The empirical anisotropic variogram is built by aggregating all the pairs of points in the same direction separated by \(|\mathbf{x}|\).

Accounting for spatial autocorrelation

  • Include an explicit spatial effect in the model

  • I.e., a random effect with a specific covariance structure that reflects the spatial relationship between individuals

  • The block effect, is a very particular case:
    • It is designed from the begining, possibly using prior knowledge
    • Introduces independent effects between blocks
    • Most neighbours are within the same block (i.e. share the same effect)

The blocks model

# The genetic component (DRY)
gen.globulus <- list(model    = 'add_animal', 
                     pedigree = globulus[, 1:3],
                     id       = 'self')

res.blk <- remlf90(fixed   = phe_X ~ 1,
                   random  = ~ gg,
                   genetic = gen.globulus, 
                   spatial = list(model = 'blocks', 
                                  coord = globulus[, c('x', 'y')],
                                  id = 'bl'),
                   data    = globulus)
  • The blocks spatial model is equivalent to random = ~ bl, but:
    • specifying coord is convenient for plotting (remember?)
    • blocks behaves as expected, even if bl is not a factor

Animal-spatial model: results

summary(res.blk)
## Linear Mixed Model with pedigree and spatial effects fit by AI-REMLF90 ver. 1.110 
##    Data: globulus 
##   AIC  BIC logLik
##  5734 5753  -2863
## 
## Parameters of special components:
## spatial: n.blocks: 15
## 
## Variance components:
##          Estimated variances  S.E.
## gg                     2.385 1.274
## genetic                5.275 1.836
## spatial                2.650 1.081
## Residual              10.279 1.601
## 
## Fixed effects:
##            value   s.e.
## Intercept 14.762 0.6342
  • Now the additive-genetic variance increased! (\(3.6\) before)

Variogram of residuals

  • There seems to remain some intra-block spatial autocorrelation

B-Splines model

  • A continuous and smooth spatial surface built from a linear combination of basis functions
  • The coefficients are modelled as a random effect
## Use the `em` method! `ai` does not like splines
res.spl  <- remlf90(fixed   = phe_X ~ 1,
                    random  = ~ gg,
                    genetic = gen.globulus, 
                    spatial = list(model   = 'splines', 
                                   coord   = globulus[, c('x','y')]), 
                    data    = globulus, method  = 'em')

Autoregressive model

  • A separable kronecker product of First order Autoregressive processes on the rows and the colums
res.ar1  <- remlf90(fixed   = phe_X ~ 1,
                    random  = ~ gg,
                    genetic = gen.globulus, 
                    spatial = list(model = 'AR', 
                                   coord = globulus[, c('x','y')]), 
                    data    = globulus)

Change in model residuals

  • We preserve the scale by using compare.plots()
compare.plots(
  list(`Animal model only` = plot(res.animal, 'residuals'),
       `Animal/blocks model` = plot(res.blk, 'residuals'),
       `Animal/splines model` = plot(res.spl, 'residuals'),
       `Animal/AR1 model` = plot(res.ar1, 'residuals')))

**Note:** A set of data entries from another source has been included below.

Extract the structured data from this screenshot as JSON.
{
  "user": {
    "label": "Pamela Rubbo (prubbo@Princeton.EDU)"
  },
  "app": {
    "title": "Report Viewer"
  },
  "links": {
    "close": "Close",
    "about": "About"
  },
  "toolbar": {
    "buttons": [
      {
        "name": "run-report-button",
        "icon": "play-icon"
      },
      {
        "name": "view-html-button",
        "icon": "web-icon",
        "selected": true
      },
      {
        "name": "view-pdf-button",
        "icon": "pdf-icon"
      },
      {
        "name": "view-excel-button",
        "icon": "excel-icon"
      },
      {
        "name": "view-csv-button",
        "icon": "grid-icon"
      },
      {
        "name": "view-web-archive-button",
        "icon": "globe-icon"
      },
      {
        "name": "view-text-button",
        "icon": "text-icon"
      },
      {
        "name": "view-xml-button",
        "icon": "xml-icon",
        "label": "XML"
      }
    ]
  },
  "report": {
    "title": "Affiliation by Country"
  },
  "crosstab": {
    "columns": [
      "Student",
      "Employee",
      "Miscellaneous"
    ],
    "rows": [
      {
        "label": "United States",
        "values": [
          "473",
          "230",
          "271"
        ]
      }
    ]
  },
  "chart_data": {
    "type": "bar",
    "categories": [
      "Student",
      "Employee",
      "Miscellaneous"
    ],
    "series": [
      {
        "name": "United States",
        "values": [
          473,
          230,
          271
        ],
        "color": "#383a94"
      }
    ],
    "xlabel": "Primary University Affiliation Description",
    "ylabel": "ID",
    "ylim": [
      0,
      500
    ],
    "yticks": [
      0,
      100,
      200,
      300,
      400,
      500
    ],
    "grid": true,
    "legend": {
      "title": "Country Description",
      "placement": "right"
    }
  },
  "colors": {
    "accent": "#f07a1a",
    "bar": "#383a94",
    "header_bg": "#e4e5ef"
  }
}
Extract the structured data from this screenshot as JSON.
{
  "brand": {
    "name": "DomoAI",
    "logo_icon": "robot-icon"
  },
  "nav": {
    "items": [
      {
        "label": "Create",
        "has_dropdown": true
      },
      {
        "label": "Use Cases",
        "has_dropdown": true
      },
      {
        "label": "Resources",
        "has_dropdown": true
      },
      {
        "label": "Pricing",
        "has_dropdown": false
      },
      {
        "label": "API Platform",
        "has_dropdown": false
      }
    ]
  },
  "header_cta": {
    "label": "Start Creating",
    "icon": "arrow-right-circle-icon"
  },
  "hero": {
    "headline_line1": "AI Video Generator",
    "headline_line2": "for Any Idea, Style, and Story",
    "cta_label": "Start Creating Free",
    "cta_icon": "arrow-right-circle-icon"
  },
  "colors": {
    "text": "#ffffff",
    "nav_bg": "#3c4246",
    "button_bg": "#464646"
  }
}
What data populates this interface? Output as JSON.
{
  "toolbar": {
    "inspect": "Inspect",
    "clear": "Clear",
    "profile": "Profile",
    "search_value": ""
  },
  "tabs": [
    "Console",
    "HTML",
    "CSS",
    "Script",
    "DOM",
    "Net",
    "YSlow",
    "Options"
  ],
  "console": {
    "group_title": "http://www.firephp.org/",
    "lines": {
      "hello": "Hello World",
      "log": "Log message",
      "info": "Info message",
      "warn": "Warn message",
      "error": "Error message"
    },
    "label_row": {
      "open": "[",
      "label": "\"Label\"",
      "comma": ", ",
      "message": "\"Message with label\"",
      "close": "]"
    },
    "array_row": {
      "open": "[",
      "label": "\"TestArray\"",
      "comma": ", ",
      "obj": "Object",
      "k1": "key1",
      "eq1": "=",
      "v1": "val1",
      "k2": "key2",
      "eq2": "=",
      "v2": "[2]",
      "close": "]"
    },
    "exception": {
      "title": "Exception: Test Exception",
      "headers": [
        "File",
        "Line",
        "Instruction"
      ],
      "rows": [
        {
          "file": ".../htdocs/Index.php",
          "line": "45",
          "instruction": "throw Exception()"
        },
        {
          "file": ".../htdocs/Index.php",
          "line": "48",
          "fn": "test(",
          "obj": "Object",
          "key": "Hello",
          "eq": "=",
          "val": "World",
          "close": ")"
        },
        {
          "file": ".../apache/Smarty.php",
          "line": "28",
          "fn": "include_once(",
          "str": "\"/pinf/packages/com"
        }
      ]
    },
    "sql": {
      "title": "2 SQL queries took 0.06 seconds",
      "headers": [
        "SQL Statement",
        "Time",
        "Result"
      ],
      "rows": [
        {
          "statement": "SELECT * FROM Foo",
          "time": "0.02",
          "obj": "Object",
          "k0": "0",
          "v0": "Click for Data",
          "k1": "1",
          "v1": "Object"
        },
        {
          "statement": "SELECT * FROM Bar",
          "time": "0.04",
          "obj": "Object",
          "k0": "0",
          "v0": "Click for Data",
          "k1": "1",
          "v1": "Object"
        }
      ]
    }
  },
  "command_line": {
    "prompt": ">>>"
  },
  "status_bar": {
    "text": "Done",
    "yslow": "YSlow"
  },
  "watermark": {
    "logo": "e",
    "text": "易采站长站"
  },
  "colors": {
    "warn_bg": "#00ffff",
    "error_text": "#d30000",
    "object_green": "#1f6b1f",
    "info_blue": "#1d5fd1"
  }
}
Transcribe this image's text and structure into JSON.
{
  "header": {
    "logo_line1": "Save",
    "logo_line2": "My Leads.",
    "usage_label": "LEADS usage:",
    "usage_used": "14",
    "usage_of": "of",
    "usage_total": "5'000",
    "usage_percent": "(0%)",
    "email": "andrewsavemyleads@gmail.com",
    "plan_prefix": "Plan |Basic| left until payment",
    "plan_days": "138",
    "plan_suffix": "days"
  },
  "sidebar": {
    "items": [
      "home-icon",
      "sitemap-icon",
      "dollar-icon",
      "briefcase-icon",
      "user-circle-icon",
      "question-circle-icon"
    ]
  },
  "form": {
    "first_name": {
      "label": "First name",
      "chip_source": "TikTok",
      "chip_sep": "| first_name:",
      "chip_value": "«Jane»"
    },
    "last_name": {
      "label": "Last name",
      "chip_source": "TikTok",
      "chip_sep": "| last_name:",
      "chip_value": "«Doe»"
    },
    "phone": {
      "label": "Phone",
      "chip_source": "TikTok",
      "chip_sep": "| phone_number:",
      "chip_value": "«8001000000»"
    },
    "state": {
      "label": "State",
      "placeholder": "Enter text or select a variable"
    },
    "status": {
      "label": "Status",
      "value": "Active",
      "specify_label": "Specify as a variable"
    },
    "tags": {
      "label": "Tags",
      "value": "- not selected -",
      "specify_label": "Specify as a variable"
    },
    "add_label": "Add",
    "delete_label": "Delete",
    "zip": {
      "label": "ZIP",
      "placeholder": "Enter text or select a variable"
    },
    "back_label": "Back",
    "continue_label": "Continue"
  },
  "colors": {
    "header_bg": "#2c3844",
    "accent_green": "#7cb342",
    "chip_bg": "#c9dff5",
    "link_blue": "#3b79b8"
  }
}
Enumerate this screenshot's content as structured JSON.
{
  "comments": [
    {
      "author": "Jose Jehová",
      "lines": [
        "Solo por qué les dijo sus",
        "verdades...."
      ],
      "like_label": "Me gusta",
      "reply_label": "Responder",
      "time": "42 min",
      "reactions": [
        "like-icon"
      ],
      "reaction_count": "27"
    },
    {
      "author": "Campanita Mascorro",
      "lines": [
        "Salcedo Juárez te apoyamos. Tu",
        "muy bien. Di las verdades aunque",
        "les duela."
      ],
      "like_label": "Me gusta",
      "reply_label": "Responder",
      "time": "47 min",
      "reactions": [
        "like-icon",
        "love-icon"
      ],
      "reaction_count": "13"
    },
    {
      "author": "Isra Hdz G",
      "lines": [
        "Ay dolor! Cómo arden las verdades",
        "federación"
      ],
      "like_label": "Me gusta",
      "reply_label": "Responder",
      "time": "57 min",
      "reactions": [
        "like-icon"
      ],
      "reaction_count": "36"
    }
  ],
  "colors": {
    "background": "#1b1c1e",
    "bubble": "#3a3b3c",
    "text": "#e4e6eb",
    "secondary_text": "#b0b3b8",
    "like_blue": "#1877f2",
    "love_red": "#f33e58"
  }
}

Comparison of spatial components

compare.plots(list(Blocks  = plot(res.blk, type = 'spatial'),
                   Splines = plot(res.spl, type = 'spatial'),
                   AR1xAR1 = plot(res.ar1, type = 'spatial')))

Prediction of the spatial effect in unobserved locations

  • The type fullspatial fills the holes (when possible)

  • See ?plot.remlf90

compare.plots(list(Blocks  = plot(res.blk, type = 'fullspatial'),
                   Splines = plot(res.spl, type = 'fullspatial'),
                   AR1xAR1 = plot(res.ar1, type = 'fullspatial')))

Spatial parameters

Number of knots of a splines model

  • The smoothness of the spatial surface can be controlled modifying the number of base functions

  • This is, directly determined by the number of knots (nok) in each dimension

  • n.knots can be used as an additional argument in the spatial effect as a numeric vector of size 2.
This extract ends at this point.